The new thinking is this: when it comes to affordable rental housing, cities and towns need to put their money where their mouth is, because the problem is too great for the private market to solve. In the words of one researcher,

Why isn’t the private market filling this gap? The answer is relatively simple. With a few exceptions, the economics do not pencil out.

In Chapel Hill the story is no different. Although the amount of public investment needed to create affordable apartments varies dramatically by project, the costs can run staggeringly high.

According to Warren, for Greenfield Place, the amount of tax credit investment going into the project ($785,000 a year for 10 years) will generate some $90,000 in equity per apartment. Some of the project’s anticipated $10.5 million cost stems from difficult topography: the site comes with high costs for things like grading and building retaining walls, costs of around $1 million.* The success story here is that DHIC has the resources to pull off a project this ambitious, and that the Town has leveraged the value of its property exceptionally well. The challenge is how to replicate this success.

Greenfield Place and Greenfield Commons are within the Ephesus-Fordham form-based code district. They are a key part of the affordable housing plan for the district. Conversely, the availability of form-based code was critical to DHIC’s ability to propose this project at all. The timeline for applying for tax credits is rigorous. DHIC was able to meet the timeline with its first application in 2014 because the enactment of the code district in May 2014 fit within the strict time frame that it had for demonstrating that it had its “entitlement” (final approval from Town Council) in hand. If DHIC had had to go through our traditional special use permit process, there would have been no way of predicting how long that process would take. It’s likely that the process would have simply taken too long to meet the tax credit deadline.
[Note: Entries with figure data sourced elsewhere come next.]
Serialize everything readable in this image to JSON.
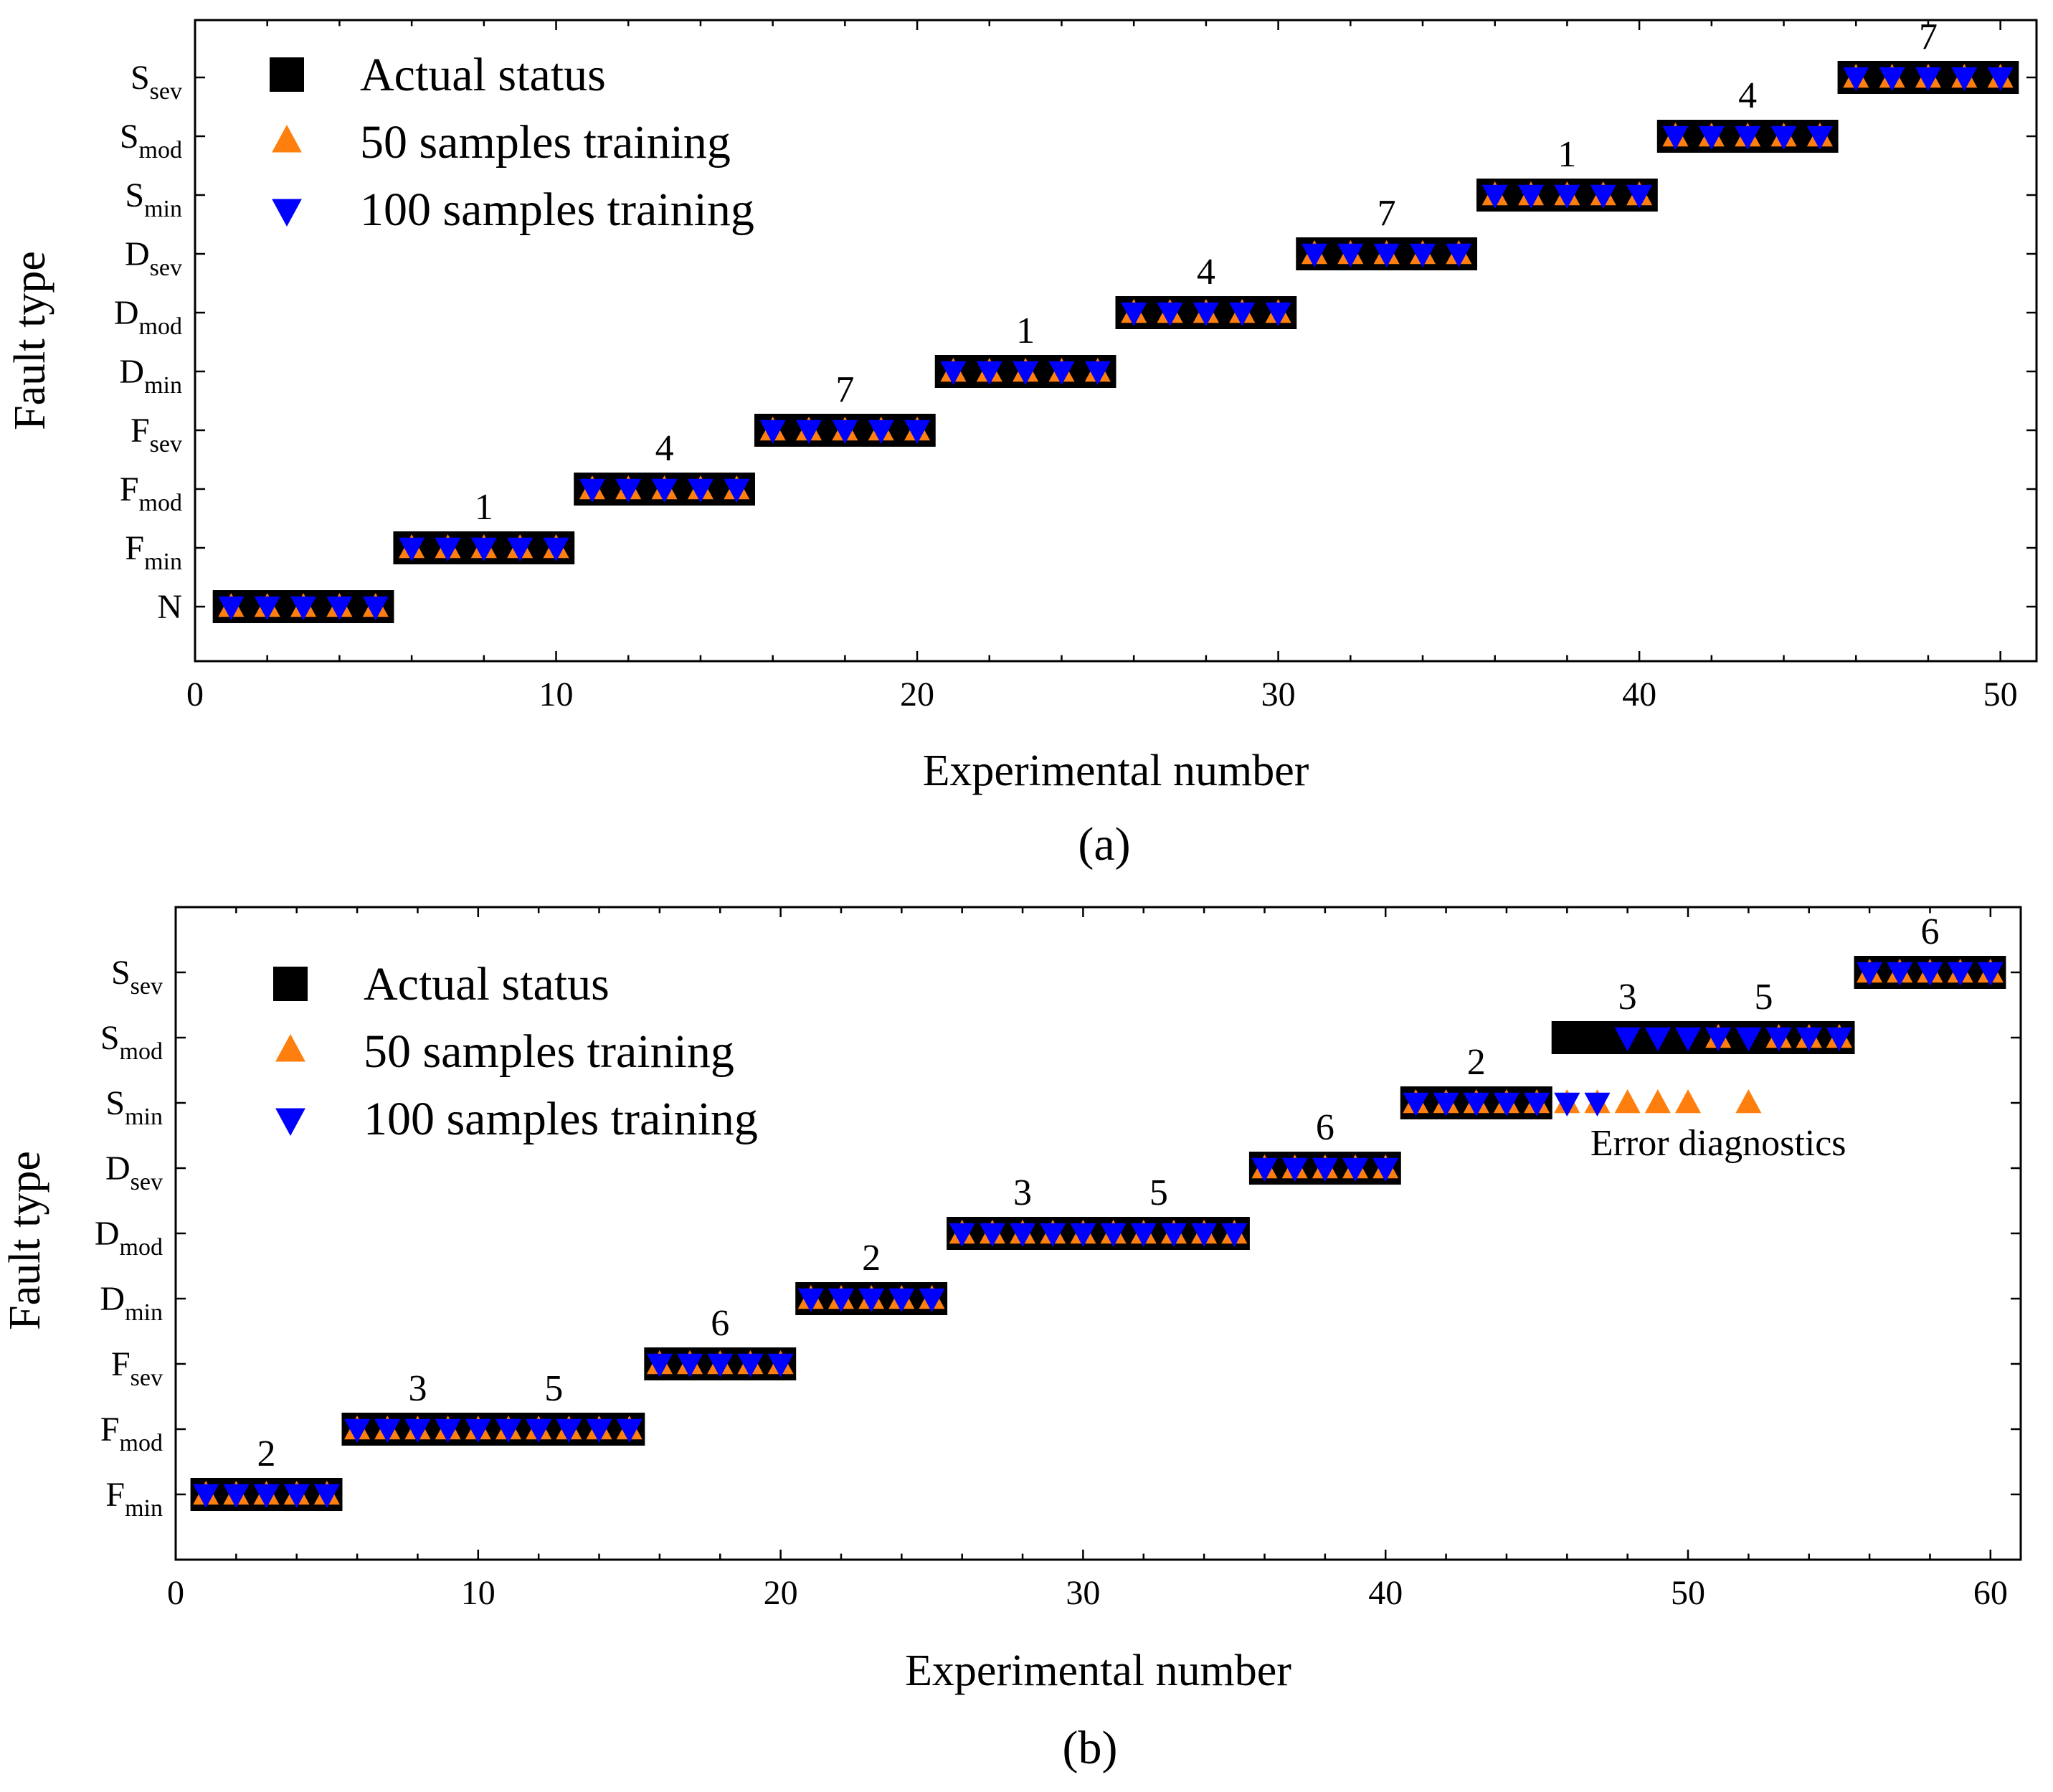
{
  "chart_data": [
    {
      "type": "scatter",
      "panel_label": "(a)",
      "xlabel": "Experimental number",
      "ylabel": "Fault type",
      "xlim": [
        0,
        51
      ],
      "xticks": [
        0,
        10,
        20,
        30,
        40,
        50
      ],
      "categories": [
        {
          "main": "N",
          "sub": ""
        },
        {
          "main": "F",
          "sub": "min"
        },
        {
          "main": "F",
          "sub": "mod"
        },
        {
          "main": "F",
          "sub": "sev"
        },
        {
          "main": "D",
          "sub": "min"
        },
        {
          "main": "D",
          "sub": "mod"
        },
        {
          "main": "D",
          "sub": "sev"
        },
        {
          "main": "S",
          "sub": "min"
        },
        {
          "main": "S",
          "sub": "mod"
        },
        {
          "main": "S",
          "sub": "sev"
        }
      ],
      "legend": [
        {
          "label": "Actual status",
          "marker": "square",
          "color": "#000000"
        },
        {
          "label": "50 samples training",
          "marker": "triangle-up",
          "color": "#ff7f0e"
        },
        {
          "label": "100 samples training",
          "marker": "triangle-down",
          "color": "#0000ff"
        }
      ],
      "legend_position": "top-left",
      "series": [
        {
          "name": "Actual status",
          "x": [
            1,
            2,
            3,
            4,
            5,
            6,
            7,
            8,
            9,
            10,
            11,
            12,
            13,
            14,
            15,
            16,
            17,
            18,
            19,
            20,
            21,
            22,
            23,
            24,
            25,
            26,
            27,
            28,
            29,
            30,
            31,
            32,
            33,
            34,
            35,
            36,
            37,
            38,
            39,
            40,
            41,
            42,
            43,
            44,
            45,
            46,
            47,
            48,
            49,
            50
          ],
          "y": [
            0,
            0,
            0,
            0,
            0,
            1,
            1,
            1,
            1,
            1,
            2,
            2,
            2,
            2,
            2,
            3,
            3,
            3,
            3,
            3,
            4,
            4,
            4,
            4,
            4,
            5,
            5,
            5,
            5,
            5,
            6,
            6,
            6,
            6,
            6,
            7,
            7,
            7,
            7,
            7,
            8,
            8,
            8,
            8,
            8,
            9,
            9,
            9,
            9,
            9
          ]
        },
        {
          "name": "50 samples training",
          "x": [
            1,
            2,
            3,
            4,
            5,
            6,
            7,
            8,
            9,
            10,
            11,
            12,
            13,
            14,
            15,
            16,
            17,
            18,
            19,
            20,
            21,
            22,
            23,
            24,
            25,
            26,
            27,
            28,
            29,
            30,
            31,
            32,
            33,
            34,
            35,
            36,
            37,
            38,
            39,
            40,
            41,
            42,
            43,
            44,
            45,
            46,
            47,
            48,
            49,
            50
          ],
          "y": [
            0,
            0,
            0,
            0,
            0,
            1,
            1,
            1,
            1,
            1,
            2,
            2,
            2,
            2,
            2,
            3,
            3,
            3,
            3,
            3,
            4,
            4,
            4,
            4,
            4,
            5,
            5,
            5,
            5,
            5,
            6,
            6,
            6,
            6,
            6,
            7,
            7,
            7,
            7,
            7,
            8,
            8,
            8,
            8,
            8,
            9,
            9,
            9,
            9,
            9
          ]
        },
        {
          "name": "100 samples training",
          "x": [
            1,
            2,
            3,
            4,
            5,
            6,
            7,
            8,
            9,
            10,
            11,
            12,
            13,
            14,
            15,
            16,
            17,
            18,
            19,
            20,
            21,
            22,
            23,
            24,
            25,
            26,
            27,
            28,
            29,
            30,
            31,
            32,
            33,
            34,
            35,
            36,
            37,
            38,
            39,
            40,
            41,
            42,
            43,
            44,
            45,
            46,
            47,
            48,
            49,
            50
          ],
          "y": [
            0,
            0,
            0,
            0,
            0,
            1,
            1,
            1,
            1,
            1,
            2,
            2,
            2,
            2,
            2,
            3,
            3,
            3,
            3,
            3,
            4,
            4,
            4,
            4,
            4,
            5,
            5,
            5,
            5,
            5,
            6,
            6,
            6,
            6,
            6,
            7,
            7,
            7,
            7,
            7,
            8,
            8,
            8,
            8,
            8,
            9,
            9,
            9,
            9,
            9
          ]
        }
      ],
      "annotations": [
        {
          "text": "1",
          "x": 8,
          "y": 1
        },
        {
          "text": "4",
          "x": 13,
          "y": 2
        },
        {
          "text": "7",
          "x": 18,
          "y": 3
        },
        {
          "text": "1",
          "x": 23,
          "y": 4
        },
        {
          "text": "4",
          "x": 28,
          "y": 5
        },
        {
          "text": "7",
          "x": 33,
          "y": 6
        },
        {
          "text": "1",
          "x": 38,
          "y": 7
        },
        {
          "text": "4",
          "x": 43,
          "y": 8
        },
        {
          "text": "7",
          "x": 48,
          "y": 9
        }
      ]
    },
    {
      "type": "scatter",
      "panel_label": "(b)",
      "xlabel": "Experimental number",
      "ylabel": "Fault type",
      "xlim": [
        0,
        61
      ],
      "xticks": [
        0,
        10,
        20,
        30,
        40,
        50,
        60
      ],
      "categories": [
        {
          "main": "F",
          "sub": "min"
        },
        {
          "main": "F",
          "sub": "mod"
        },
        {
          "main": "F",
          "sub": "sev"
        },
        {
          "main": "D",
          "sub": "min"
        },
        {
          "main": "D",
          "sub": "mod"
        },
        {
          "main": "D",
          "sub": "sev"
        },
        {
          "main": "S",
          "sub": "min"
        },
        {
          "main": "S",
          "sub": "mod"
        },
        {
          "main": "S",
          "sub": "sev"
        }
      ],
      "legend": [
        {
          "label": "Actual status",
          "marker": "square",
          "color": "#000000"
        },
        {
          "label": "50 samples training",
          "marker": "triangle-up",
          "color": "#ff7f0e"
        },
        {
          "label": "100 samples training",
          "marker": "triangle-down",
          "color": "#0000ff"
        }
      ],
      "legend_position": "top-left",
      "series": [
        {
          "name": "Actual status",
          "x": [
            1,
            2,
            3,
            4,
            5,
            6,
            7,
            8,
            9,
            10,
            11,
            12,
            13,
            14,
            15,
            16,
            17,
            18,
            19,
            20,
            21,
            22,
            23,
            24,
            25,
            26,
            27,
            28,
            29,
            30,
            31,
            32,
            33,
            34,
            35,
            36,
            37,
            38,
            39,
            40,
            41,
            42,
            43,
            44,
            45,
            46,
            47,
            48,
            49,
            50,
            51,
            52,
            53,
            54,
            55,
            56,
            57,
            58,
            59,
            60
          ],
          "y": [
            0,
            0,
            0,
            0,
            0,
            1,
            1,
            1,
            1,
            1,
            1,
            1,
            1,
            1,
            1,
            2,
            2,
            2,
            2,
            2,
            3,
            3,
            3,
            3,
            3,
            4,
            4,
            4,
            4,
            4,
            4,
            4,
            4,
            4,
            4,
            5,
            5,
            5,
            5,
            5,
            6,
            6,
            6,
            6,
            6,
            7,
            7,
            7,
            7,
            7,
            7,
            7,
            7,
            7,
            7,
            8,
            8,
            8,
            8,
            8
          ]
        },
        {
          "name": "50 samples training",
          "x": [
            1,
            2,
            3,
            4,
            5,
            6,
            7,
            8,
            9,
            10,
            11,
            12,
            13,
            14,
            15,
            16,
            17,
            18,
            19,
            20,
            21,
            22,
            23,
            24,
            25,
            26,
            27,
            28,
            29,
            30,
            31,
            32,
            33,
            34,
            35,
            36,
            37,
            38,
            39,
            40,
            41,
            42,
            43,
            44,
            45,
            46,
            47,
            48,
            49,
            50,
            51,
            52,
            53,
            54,
            55,
            56,
            57,
            58,
            59,
            60
          ],
          "y": [
            0,
            0,
            0,
            0,
            0,
            1,
            1,
            1,
            1,
            1,
            1,
            1,
            1,
            1,
            1,
            2,
            2,
            2,
            2,
            2,
            3,
            3,
            3,
            3,
            3,
            4,
            4,
            4,
            4,
            4,
            4,
            4,
            4,
            4,
            4,
            5,
            5,
            5,
            5,
            5,
            6,
            6,
            6,
            6,
            6,
            6,
            6,
            6,
            6,
            6,
            7,
            6,
            7,
            7,
            7,
            8,
            8,
            8,
            8,
            8
          ]
        },
        {
          "name": "100 samples training",
          "x": [
            1,
            2,
            3,
            4,
            5,
            6,
            7,
            8,
            9,
            10,
            11,
            12,
            13,
            14,
            15,
            16,
            17,
            18,
            19,
            20,
            21,
            22,
            23,
            24,
            25,
            26,
            27,
            28,
            29,
            30,
            31,
            32,
            33,
            34,
            35,
            36,
            37,
            38,
            39,
            40,
            41,
            42,
            43,
            44,
            45,
            46,
            47,
            48,
            49,
            50,
            51,
            52,
            53,
            54,
            55,
            56,
            57,
            58,
            59,
            60
          ],
          "y": [
            0,
            0,
            0,
            0,
            0,
            1,
            1,
            1,
            1,
            1,
            1,
            1,
            1,
            1,
            1,
            2,
            2,
            2,
            2,
            2,
            3,
            3,
            3,
            3,
            3,
            4,
            4,
            4,
            4,
            4,
            4,
            4,
            4,
            4,
            4,
            5,
            5,
            5,
            5,
            5,
            6,
            6,
            6,
            6,
            6,
            6,
            6,
            7,
            7,
            7,
            7,
            7,
            7,
            7,
            7,
            8,
            8,
            8,
            8,
            8
          ]
        }
      ],
      "annotations": [
        {
          "text": "2",
          "x": 3,
          "y": 0
        },
        {
          "text": "3",
          "x": 8,
          "y": 1
        },
        {
          "text": "5",
          "x": 12.5,
          "y": 1
        },
        {
          "text": "6",
          "x": 18,
          "y": 2
        },
        {
          "text": "2",
          "x": 23,
          "y": 3
        },
        {
          "text": "3",
          "x": 28,
          "y": 4
        },
        {
          "text": "5",
          "x": 32.5,
          "y": 4
        },
        {
          "text": "6",
          "x": 38,
          "y": 5
        },
        {
          "text": "2",
          "x": 43,
          "y": 6
        },
        {
          "text": "3",
          "x": 48,
          "y": 7
        },
        {
          "text": "5",
          "x": 52.5,
          "y": 7
        },
        {
          "text": "6",
          "x": 58,
          "y": 8
        }
      ],
      "note": {
        "text": "Error diagnostics",
        "x": 51,
        "y": 5
      }
    }
  ]
}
With the DHIC project now advancing to the CDC for design review, other work is under way, at the Council’s direction, to determine what can be put together to incentivize affordable housing on the south side of Elliott Road, at the south end of the district. According to Dwight Bassett, the Town’s economic development officer who is leading these efforts, the challenges are great here as well: it’s not a simple matter of offering two or three stories of extra density in exchange for affordable units. Bassett has enlisted help from the Development Financing Initiative, based in the UNC School of Government. Over 12 months, DFI will perform market and site analyses to determine the financial feasibility of developing affordable housing on those parcels, with the intent being to create a structure for incentives that enables us to achieve our affordable housing goals.

And Bassett is proposing this project as a catalyst to a systematic study of barriers to and incentives for the production of affordable housing townwide. That’s a welcome idea, consistent with our priorities and values, and consistent with our recent decision to allocate a penny of our tax rate annually to affordable housing. With our Affordable Rental Strategy adopted (adding to existing policies for homeownership), and our new Housing Advisory Board up and running, we have the structures in place to take on this tremendous challenge.

For now, a hearty congratulations to Gregg Warren, Natalie Britt, and other members of the DHIC team, and welcome to Chapel Hill!

*UPDATE 11/1: As a rough estimate, DHIC officials project a total of $300,000 to $400,000 in site development costs for retaining walls, stormwater retention systems, and the like (in total for both phases) and another $500,000 for fill dirt.